Esse ponto deve ser aprofundado para que a hermenêutica protetiva não se converta em mecanismo de silenciamento. Nesse sentido, urge que na análise do caso concreto demonstre-se, com fundamentação racionalmente controlável: (i) se, de fato, a fala está inserida em ambiente historicamente hostil ou em contexto concreto de perseguição; (ii) se decorre de padrão reiterado de agressividade, e não de episódio isolado; (iii) se revela dolo específico orientado à exclusão, ridicularização ou incitação discriminatória; (iv) se contribui, de forma racionalmente verificável, para violação presente ou potencial de direito fundamental; e (v) se possui capacidade objetiva de estimular práticas discriminatórias ou de reforçar estruturas sociais de opressão.
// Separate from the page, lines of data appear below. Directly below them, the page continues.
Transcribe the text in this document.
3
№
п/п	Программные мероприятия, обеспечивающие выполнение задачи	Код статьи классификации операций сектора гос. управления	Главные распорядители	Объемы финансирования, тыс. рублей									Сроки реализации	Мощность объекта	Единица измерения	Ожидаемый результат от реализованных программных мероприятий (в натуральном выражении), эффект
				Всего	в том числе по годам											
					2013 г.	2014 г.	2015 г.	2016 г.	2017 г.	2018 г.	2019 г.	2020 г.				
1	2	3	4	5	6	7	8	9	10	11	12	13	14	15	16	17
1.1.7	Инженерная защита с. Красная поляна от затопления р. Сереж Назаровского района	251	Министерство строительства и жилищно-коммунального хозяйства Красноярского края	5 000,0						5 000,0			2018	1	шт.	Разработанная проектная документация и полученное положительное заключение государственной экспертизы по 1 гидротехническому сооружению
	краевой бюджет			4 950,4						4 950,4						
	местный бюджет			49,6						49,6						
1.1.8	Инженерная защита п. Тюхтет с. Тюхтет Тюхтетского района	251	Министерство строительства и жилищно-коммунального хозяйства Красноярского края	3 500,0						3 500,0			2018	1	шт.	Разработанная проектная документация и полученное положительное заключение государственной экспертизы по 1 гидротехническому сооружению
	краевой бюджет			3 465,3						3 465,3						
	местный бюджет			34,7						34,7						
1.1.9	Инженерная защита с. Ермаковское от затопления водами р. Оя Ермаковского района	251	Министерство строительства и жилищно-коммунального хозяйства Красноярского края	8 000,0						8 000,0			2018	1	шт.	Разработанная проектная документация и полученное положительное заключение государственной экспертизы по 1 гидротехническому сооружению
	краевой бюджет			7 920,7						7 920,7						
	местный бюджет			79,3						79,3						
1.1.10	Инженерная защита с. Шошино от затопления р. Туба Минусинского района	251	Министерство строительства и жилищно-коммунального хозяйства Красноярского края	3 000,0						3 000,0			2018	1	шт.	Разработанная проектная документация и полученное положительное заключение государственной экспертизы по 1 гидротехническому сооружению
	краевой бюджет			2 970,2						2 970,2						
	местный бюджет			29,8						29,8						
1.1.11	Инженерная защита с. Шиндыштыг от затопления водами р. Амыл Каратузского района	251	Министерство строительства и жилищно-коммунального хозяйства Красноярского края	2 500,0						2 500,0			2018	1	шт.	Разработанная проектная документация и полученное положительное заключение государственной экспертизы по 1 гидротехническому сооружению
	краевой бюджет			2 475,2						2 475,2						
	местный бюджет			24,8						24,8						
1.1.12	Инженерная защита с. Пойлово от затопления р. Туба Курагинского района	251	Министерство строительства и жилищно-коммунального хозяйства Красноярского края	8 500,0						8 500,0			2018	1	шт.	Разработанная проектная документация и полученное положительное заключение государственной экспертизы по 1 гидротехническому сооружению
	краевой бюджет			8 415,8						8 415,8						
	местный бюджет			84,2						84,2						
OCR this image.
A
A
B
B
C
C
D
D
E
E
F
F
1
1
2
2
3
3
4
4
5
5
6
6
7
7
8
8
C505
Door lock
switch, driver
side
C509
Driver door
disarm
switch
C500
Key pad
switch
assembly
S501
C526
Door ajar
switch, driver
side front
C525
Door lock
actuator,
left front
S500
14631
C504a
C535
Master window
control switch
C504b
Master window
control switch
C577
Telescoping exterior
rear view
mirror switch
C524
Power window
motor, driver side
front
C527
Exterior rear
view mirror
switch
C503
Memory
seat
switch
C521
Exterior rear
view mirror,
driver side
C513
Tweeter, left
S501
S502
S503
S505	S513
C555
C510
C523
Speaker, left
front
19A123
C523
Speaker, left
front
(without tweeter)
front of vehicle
Esses critérios não negam a jurisprudência do STF, ao contrário, operam como complemento necessário para garantir que sua aplicação não se realize em abstrato, mas a partir da reconstrução fática e valorativa que legitimou os precedentes paradigmáticos, conformando uma posição intermediária entre os testes firmados em Brandenburg x Ohio (SCOTUS) e Pastörs x Alemanha (TEDH). A proteção da dignidade exige força interpretativa e a preservação do pluralismo exige contenção metodológica, razão pela qual sem os critérios apontados o Direito arrisca punir ideias antes de responsabilizar condutas.
Não se perca de vista: a democracia suporta opiniões que desagradam, mas não suporta manifestações que desumanizam. O papel do intérprete é distinguir uma coisa da outra. Se a expressão representa dissenso, tutela-se, se representa exclusão, responsabiliza-se. E essa distinção só pode ser feita dentro do caso concreto, tendo precedentes como bússola. Enfim, a hermenêutica protetiva só preserva o pluralismo quando opera com rigor probatório, sem ele, corre o risco de silenciá-lo.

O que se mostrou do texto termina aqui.